With regard to testing, this is what I'd do. set_env.ionetcdf can stay as is. Rename set_nml.ionetcdf to set_nml.histcdf and it would be just "history_format = 'nc'". Then add set_nml.restcdf which would be just "restart_format = 'nc'".

The I would remove netcdf_nobgc_suite.ts and then add the following to io_suite.ts,

restart        col     1x1        debug,ionetcdf,histcdf
smoke          col     1x1        run1year,diag1,ionetcdf,histcdf
restart        col     1x1        debug,ionetcdf,restcdf
smoke          col     1x1        run1year,diag1,ionetcdf,restcdf
restart        col     1x1        debug,ionetcdf,histcdf,restcdf
smoke          col     1x1        run1year,diag1,ionetcdf,histcdf,restcdf

I think this is adequate but if you also want to add a couple other cases to test exact restart of other physics (like netcdf_nobgc_suite.ts does), that's fine too. In general, we can't test every option with each other as we'd end up with millions of tests. So in this case, we're testing the default physics with various combinations of binary and netcdf history and restart to cover this feature.

By the way, noticed in the current PR, you still need to add restart_format to ug_case_settings.rst and icepack_index.rst. Didn't do a thorough review yet, just noticed that so I'll mention it. Thanks!

davidclemenssewall commented 1 year ago

Sounds good. I have finished reorganizing the code, changing the namelists and tests, etc. This most recent version passes all tests in base_suite, io_suite, the nobgc netcdf restart suite (which I've now removed), and the CICE quick_suite. I think that I've updated the documentation in the correct places, but let me know if I've missed anything there. I'll be out of the office for the next two weeks so if any further fixes are needed I'll get to them after then. Thanks!

davidclemenssewall commented 1 year ago

The automated testing is failing with this error: ./icepack.setup: ERROR, /Users/runner/icepack/configuration/scripts/options/set_[nml,env].restcdf# not found

Which is confusing to me because set_nml.restcdf is present (and worked in my ubuntu container).

apcraig commented 1 year ago

I think the CI is failing because you may need a return character at the end of the io_suite.ts file. It looks like the CI env is adding a # there for reasons I don't understand. But I suspect returning to a new line will fix that.

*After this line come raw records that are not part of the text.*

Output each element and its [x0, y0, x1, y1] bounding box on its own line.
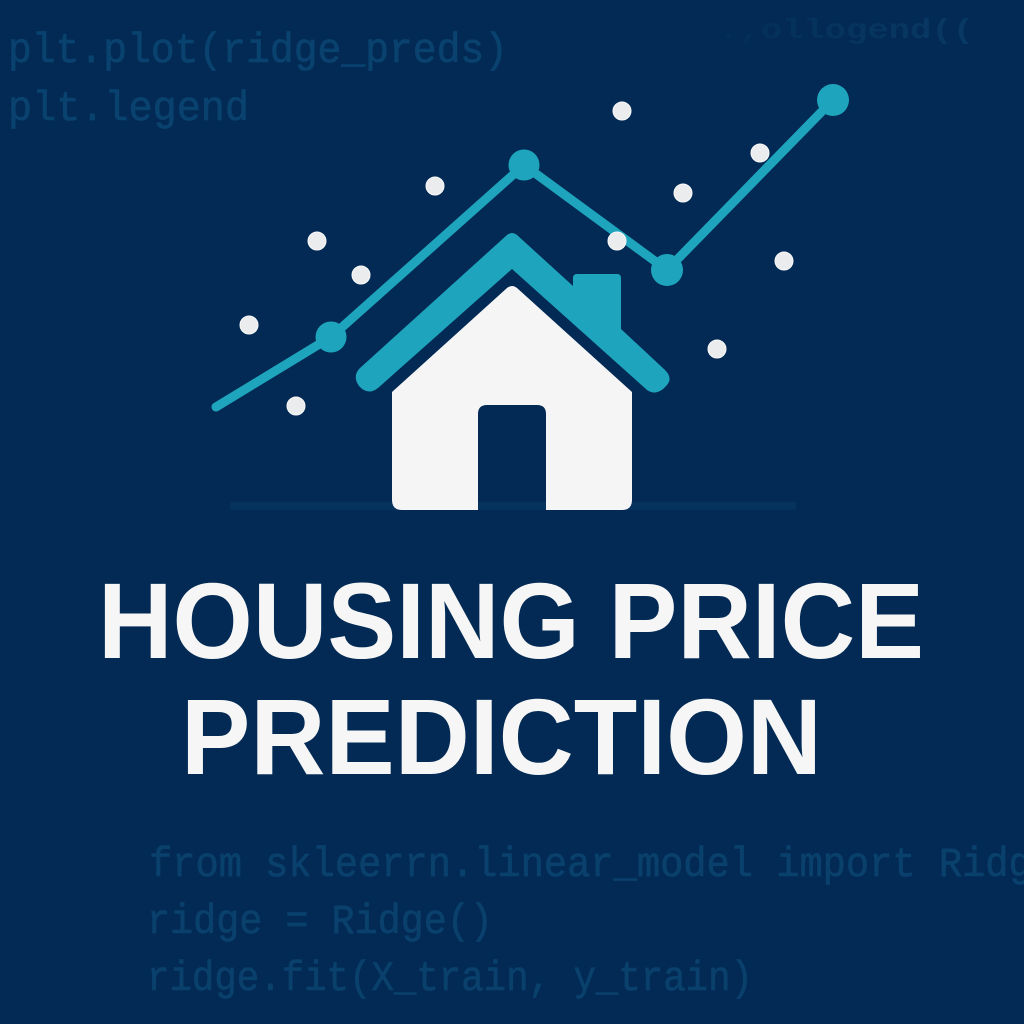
title	[98, 560, 924, 797]
code snippet: top left: plt.plot(ridge_preds)	[8, 27, 508, 75]
code snippet: top left	[8, 27, 508, 133]
code snippet: top right: .,ollogend((	[718, 16, 974, 47]
code snippet: bottom: ridge = Ridge()	[147, 898, 493, 946]
house body with door	[392, 286, 632, 510]
house roof and chimney	[356, 233, 670, 393]
title: HOUSING PRICE	[98, 560, 924, 681]
icon: house	[356, 233, 670, 510]
line chart trend	[216, 84, 849, 407]
code snippet: top left: plt.legend	[8, 85, 249, 133]
code snippet: bottom: ridge.fit(X_train, y_train)	[147, 955, 753, 1003]
title: PREDICTION	[181, 676, 822, 797]
ground shadow line	[230, 502, 796, 510]
scatter points	[240, 102, 793, 415]
code snippet: bottom	[147, 841, 1024, 1003]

The other thing I suggest is setting the default value of history_format to "none". Also, please add checks in icedrv_init.F90 to check for valid values for history_format and restart_format. Those valid values should be "['none','cdf'] and ['bin','cdf'] at this point I believe. Finally, the documentation of these two namelist variables in doc/source/user_guide/ug_case_settings.rst should follow the style for namelist with limited options,

   "``history_format``", "``cdf``", "history file output in netcdf format", "``none``"
   "","``none``","no history output",""

   "``restart_format``", "``bin``", "restart file output in binary format", "``bin``"
   "","``cdf``","restart file output in netcdf format",""

I will run some tests now just to check things are working as expected too. Thanks!

apcraig commented 1 year ago

I created a PR, https://github.com/davidclemenssewall/Icepack/pull/1, based on testing on cheyenne.

apcraig commented 1 year ago

@davidclemenssewall, have you had a chance to review my proposed changes? It would be good to get this PR merged. Thanks.

davidclemenssewall commented 1 year ago

@apcraig sorry for my delay. I'm still digging out from stuff that built up during the mosaic conference and the polar climate working group. All of the changes look good and thank you for fixing my errors (I just started learning fortran recently). I also checked that the base_suite and io_suite passed all tests on Ubuntu.

apcraig commented 1 year ago

@davidclemenssewall, no problem. just trying to keep things moving along. I will run a final test myself then will merge. Thanks for all your efforts, great to have new people contributing.